Based on a review of facility policy, observations, and staff interviews, it was determined the facility failed to provide grievance forms for filing anonymous grievances on two of two units (second and fourth floors).

Findings include:

The facility policy "Grievances", last reviewed 8/15/21, the facility will have postings in prominent locations of the resident's right to file grievances anonymously. The postings indicated the grievance forms are available at the grievance boxes for filing anonymous grievances.

During an observation on 11/18/21, at 10:20 a.m. the fourth floor grievance box did not have grievance forms available to file an anonymous grievance.

During an interview on 11/18/21, at 10:20 a.m. RN (Registered Nurse) Unit Manager Employee E5 confirmed the facility failed to make certain grievance forms for filing anonymous grievances were available to residents on the fourth floor.

During an observation on 11/18/21, at 10:40 a.m. the second floor grievance box did not have grievance forms available to file an anonymous grievance.

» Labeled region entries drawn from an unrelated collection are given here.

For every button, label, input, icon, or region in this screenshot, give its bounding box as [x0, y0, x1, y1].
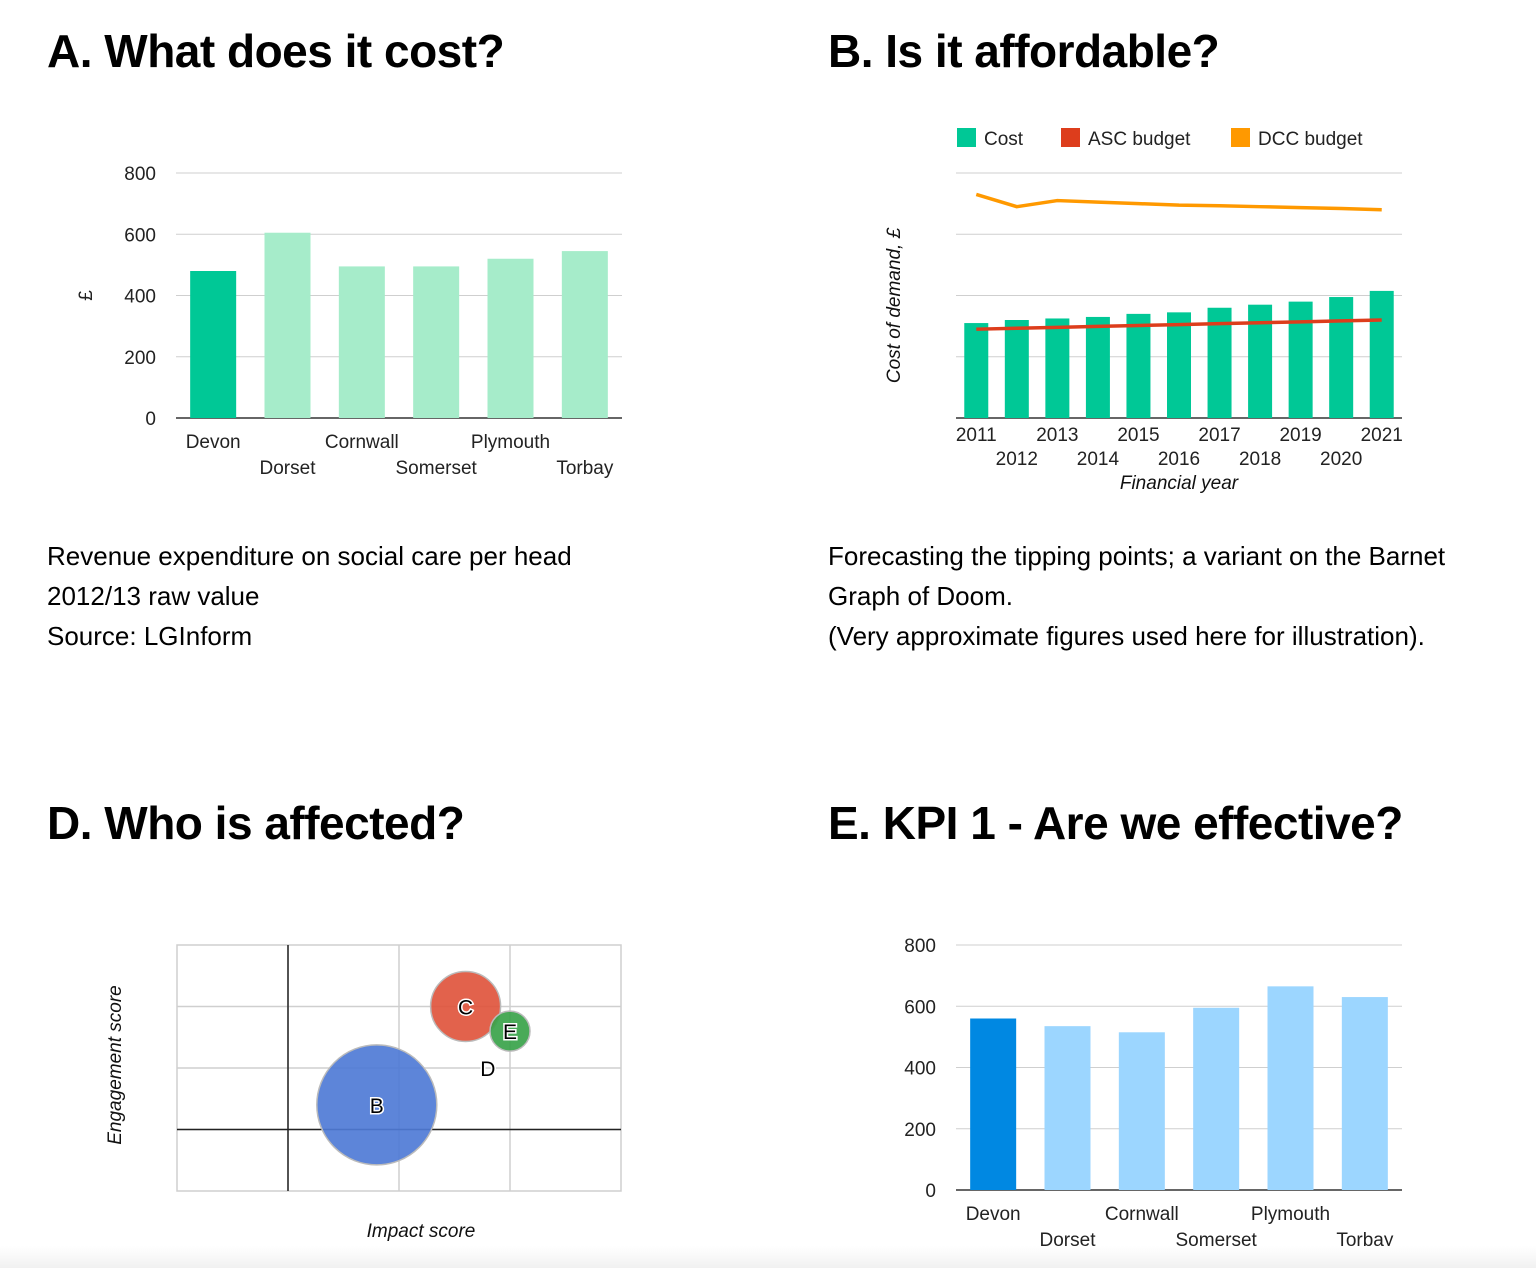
panel-a-title: A. What does it cost? [47, 25, 505, 77]
bar [413, 266, 460, 418]
legend-label: Cost [984, 129, 1024, 150]
bar [1193, 1007, 1240, 1190]
panel-a-description-line: 2012/13 raw value [47, 581, 260, 611]
x-tick-label: Torbay [1336, 1230, 1394, 1251]
panel-b-description-line: (Very approximate figures used here for … [828, 621, 1425, 651]
x-tick-label: 2011 [956, 425, 997, 446]
x-tick-label: 2013 [1036, 425, 1078, 446]
bar [1329, 297, 1354, 418]
chart-d: B C DE Impact score Engagement score [105, 944, 622, 1242]
bubble-label: D [480, 1058, 495, 1081]
x-tick-label: Devon [966, 1204, 1021, 1225]
bar [1118, 1032, 1165, 1190]
x-axis-title: Financial year [1120, 473, 1239, 494]
x-tick-label: Torbay [556, 458, 614, 479]
x-tick-label: 2017 [1198, 425, 1240, 446]
x-tick-label: Cornwall [325, 432, 399, 453]
panel-b-description-line: Graph of Doom. [828, 581, 1013, 611]
bar [264, 232, 311, 418]
bar [1004, 320, 1029, 418]
x-tick-label: 2020 [1320, 449, 1362, 470]
x-axis-title: Impact score [367, 1221, 476, 1242]
y-axis-title: £ [76, 290, 97, 301]
bar [561, 251, 608, 418]
panel-a-description: Revenue expenditure on social care per h… [47, 536, 572, 656]
bar [1207, 307, 1232, 418]
chart-e: 0 200 400 600 800 Devon Dorset Cornwall Somerset… [904, 936, 1402, 1251]
panel-a-description-line: Source: LGInform [47, 621, 253, 651]
legend-label: DCC budget [1258, 129, 1363, 150]
panel-b-description: Forecasting the tipping points; a varian… [828, 536, 1445, 656]
y-tick-label: 400 [904, 1059, 936, 1080]
bar [1085, 316, 1110, 418]
y-tick-label: 600 [904, 997, 936, 1018]
y-tick-label: 0 [925, 1181, 936, 1202]
y-tick-label: 200 [904, 1120, 936, 1141]
y-axis-title: Engagement score [105, 985, 126, 1145]
legend-swatch [1061, 128, 1080, 147]
x-tick-label: 2019 [1279, 425, 1321, 446]
x-tick-label: Dorset [1040, 1230, 1097, 1251]
x-tick-label: Somerset [396, 458, 478, 479]
bubble [429, 970, 502, 1043]
bar [338, 266, 385, 418]
x-tick-label: 2018 [1239, 449, 1281, 470]
x-tick-label: Cornwall [1105, 1204, 1179, 1225]
panel-b-title: B. Is it affordable? [828, 25, 1220, 77]
bubble-label: B [370, 1095, 384, 1118]
bar [1126, 313, 1151, 418]
bar [1288, 301, 1313, 418]
y-tick-label: 800 [904, 936, 936, 957]
y-tick-label: 600 [124, 225, 156, 246]
x-tick-label: 2014 [1077, 449, 1120, 470]
bar [970, 1018, 1017, 1190]
bar [1341, 997, 1388, 1190]
x-tick-label: Somerset [1176, 1230, 1258, 1251]
bubble [316, 1044, 438, 1166]
panel-a-description-line: Revenue expenditure on social care per h… [47, 541, 572, 571]
panel-d-title: D. Who is affected? [47, 797, 465, 849]
legend-label: ASC budget [1088, 129, 1191, 150]
panel-e-title: E. KPI 1 - Are we effective? [828, 797, 1403, 849]
x-tick-label: Plymouth [471, 432, 550, 453]
bar [487, 258, 534, 418]
bar [1267, 986, 1314, 1190]
panel-b-description-line: Forecasting the tipping points; a varian… [828, 541, 1446, 571]
x-tick-label: 2015 [1117, 425, 1159, 446]
y-tick-label: 400 [124, 287, 156, 308]
series-line [975, 192, 1382, 212]
bar [190, 271, 237, 418]
x-tick-label: Plymouth [1251, 1204, 1330, 1225]
y-tick-label: 200 [124, 348, 156, 369]
x-tick-label: 2021 [1361, 425, 1403, 446]
y-tick-label: 0 [145, 409, 156, 430]
x-tick-label: 2012 [996, 449, 1038, 470]
bubble-label: C [458, 997, 473, 1020]
chart-a: 0 200 400 600 800 Devon Dorset Cornwall Somerset… [76, 164, 622, 479]
legend-swatch [1231, 128, 1250, 147]
bar [1167, 312, 1191, 418]
legend-swatch [957, 128, 976, 147]
x-tick-label: 2016 [1158, 449, 1200, 470]
chart-b: 2011 2012 2013 2014 2015 2016 2017 2018 2019 2020… [884, 128, 1403, 494]
y-axis-title: Cost of demand, £ [884, 227, 905, 383]
bar [1045, 318, 1070, 418]
y-tick-label: 800 [124, 164, 156, 185]
x-tick-label: Devon [186, 432, 241, 453]
series-line [976, 318, 1382, 331]
bubble [489, 1010, 531, 1052]
bubble-label: E [503, 1021, 517, 1044]
x-tick-label: Dorset [260, 458, 317, 479]
footer-shade [0, 1246, 1536, 1268]
bar [1044, 1026, 1091, 1190]
bar [964, 323, 989, 418]
bar [1369, 290, 1394, 418]
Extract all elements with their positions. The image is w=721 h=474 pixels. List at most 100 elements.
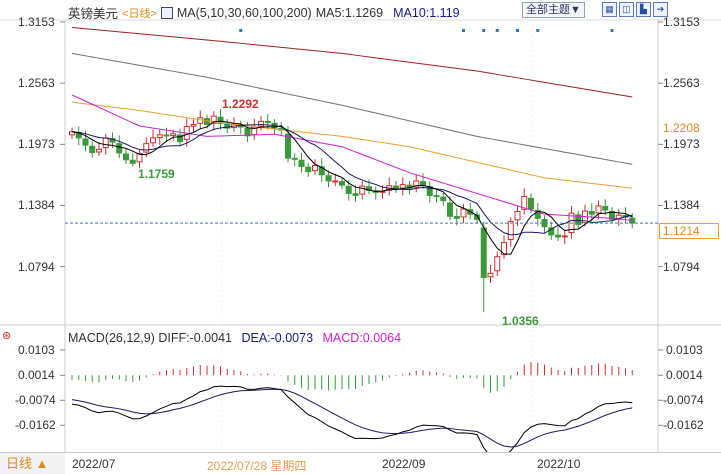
candle-body bbox=[548, 227, 555, 236]
price-tick-left: 1.3153 bbox=[18, 15, 55, 29]
candle-body bbox=[575, 214, 582, 226]
candle-body bbox=[501, 242, 507, 256]
candle-body bbox=[420, 181, 426, 186]
candle-body bbox=[129, 159, 136, 164]
candle-body bbox=[258, 120, 264, 127]
current-price-box: 1.1214 bbox=[659, 223, 719, 239]
candle-body bbox=[460, 208, 467, 218]
candle-body bbox=[534, 209, 541, 219]
low-annotation: 1.0356 bbox=[502, 314, 539, 328]
candle-body bbox=[555, 234, 561, 238]
candle-body bbox=[507, 220, 514, 240]
ma100-line bbox=[71, 52, 633, 165]
event-marker bbox=[482, 29, 486, 32]
theme-button[interactable]: 全部主题▼ bbox=[522, 2, 585, 18]
candle-body bbox=[224, 123, 231, 129]
diff-line bbox=[71, 385, 633, 460]
candle-body bbox=[136, 152, 143, 163]
low-july-annotation: 1.1759 bbox=[138, 167, 175, 181]
candle-body bbox=[305, 166, 312, 173]
ma60-line bbox=[71, 101, 633, 189]
candle-body bbox=[102, 137, 109, 149]
date-label: 2022/10 bbox=[537, 457, 581, 471]
macd-title: MACD(26,12,9) bbox=[68, 331, 155, 345]
candle-body bbox=[609, 210, 615, 220]
candle-body bbox=[433, 195, 440, 198]
chart-icon[interactable]: ▙ bbox=[636, 2, 651, 17]
ma5-line bbox=[71, 120, 633, 255]
candle-body bbox=[123, 153, 129, 161]
macd-tick-right: 0.0014 bbox=[666, 368, 703, 383]
dea-line bbox=[71, 388, 633, 448]
export-icon[interactable]: ➔ bbox=[653, 2, 668, 17]
ma-label: MA(5,10,30,60,100,200) bbox=[176, 5, 312, 20]
candle-body bbox=[210, 115, 217, 124]
candle-body bbox=[528, 197, 534, 210]
candle-body bbox=[399, 184, 406, 189]
candle-body bbox=[177, 134, 183, 143]
header-bar: 英镑美元 <日线> MA(5,10,30,60,100,200) MA5:1.1… bbox=[68, 3, 460, 22]
price-tick-left: 1.1973 bbox=[18, 137, 55, 152]
macd-tick-left: 0.0103 bbox=[18, 343, 55, 357]
candle-body bbox=[264, 121, 271, 124]
candle-body bbox=[163, 134, 170, 137]
candle-body bbox=[514, 211, 521, 221]
cursor-date-label: 2022/07/28 星期四 bbox=[207, 459, 307, 473]
candle-body bbox=[447, 202, 453, 217]
footer-bar: 日线 ▲ 2022/07 2022/07/28 星期四 2022/09 2022… bbox=[0, 452, 721, 474]
candle-body bbox=[339, 181, 345, 186]
candle-body bbox=[285, 133, 291, 159]
candle-body bbox=[244, 127, 251, 137]
macd-value: MACD:0.0064 bbox=[322, 331, 402, 345]
candle-body bbox=[595, 205, 602, 214]
period-button[interactable]: 日线 ▲ bbox=[0, 453, 65, 474]
candle-body bbox=[318, 166, 325, 176]
candle-body bbox=[521, 196, 528, 210]
candle-body bbox=[150, 137, 156, 144]
symbol-title: 英镑美元 bbox=[68, 7, 119, 21]
event-marker bbox=[239, 29, 243, 32]
candle-body bbox=[561, 235, 568, 238]
candle-body bbox=[588, 211, 595, 215]
candle-body bbox=[440, 196, 447, 202]
price-tick-left: 1.2563 bbox=[18, 76, 55, 91]
ma-icon[interactable] bbox=[160, 6, 173, 19]
grid-icon[interactable]: ▦ bbox=[602, 2, 617, 17]
period-label[interactable]: <日线> bbox=[122, 7, 157, 20]
candle-body bbox=[298, 159, 305, 167]
candle-body bbox=[116, 143, 123, 154]
candle-body bbox=[453, 216, 460, 219]
event-marker bbox=[462, 29, 465, 32]
candle-body bbox=[291, 157, 298, 160]
candle-body bbox=[352, 193, 359, 196]
candle-body bbox=[602, 205, 609, 211]
candle-body bbox=[143, 143, 150, 153]
ma10-line bbox=[71, 124, 633, 236]
macd-tick-left: -0.0074 bbox=[15, 393, 56, 408]
macd-tick-left: -0.0162 bbox=[15, 418, 56, 433]
candle-body bbox=[82, 138, 89, 146]
event-marker bbox=[516, 29, 519, 32]
event-marker bbox=[495, 29, 499, 32]
ma10-value: MA10:1.119 bbox=[393, 5, 460, 20]
candle-body bbox=[480, 227, 487, 278]
event-marker bbox=[536, 29, 540, 32]
candle-body bbox=[89, 145, 96, 153]
settings-icon[interactable]: ⊛ bbox=[2, 330, 12, 342]
highlight-price: 1.2208 bbox=[659, 120, 719, 136]
event-marker bbox=[610, 29, 614, 32]
price-tick-right: 1.1384 bbox=[663, 198, 700, 213]
ma200-line bbox=[71, 26, 633, 98]
candle-body bbox=[204, 118, 210, 125]
candle-body bbox=[190, 123, 197, 127]
price-tick-left: 1.0794 bbox=[18, 259, 55, 274]
macd-diff: DIFF:-0.0041 bbox=[158, 331, 232, 345]
ma5-value: MA5:1.1269 bbox=[315, 5, 384, 20]
split-icon[interactable]: ◫ bbox=[619, 2, 634, 17]
candle-body bbox=[332, 180, 339, 183]
candle-body bbox=[494, 256, 501, 272]
macd-tick-right: -0.0162 bbox=[663, 418, 704, 433]
candle-body bbox=[170, 133, 177, 137]
candle-body bbox=[96, 148, 102, 153]
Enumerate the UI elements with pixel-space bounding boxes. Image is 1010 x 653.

During an interview on 11/18/21, at 10:40 a.m. RN (Registered Nurse) Unit Manager Employee E6 confirmed the facility failed to make certain grievance forms for filing anonymous grievances were available to residents on the second floor.

28 Pa. Code: 201.18(e)(4) Management
Previously cited 9/18/18

28 Pa. Code: 201.29(i) Resident Rights






 Plan of Correction - To be completed: 12/21/2021

Grievance forms were placed in the grievance boxes in the 2nd and 4th floor lounges.

RN unit managers are to monitor boxes and refill as needed. Education provided to Unit managers.

The DON/Designee will monitor the grievance boxes in the 2nd and 4th floor lounges to ensure forms are available; daily x 2 weeks, weekly x 2 weeks, monthly x 2 months.

Audit results will be reviewed, quarterly, by the QAPI Committee, for recommendations as necessary.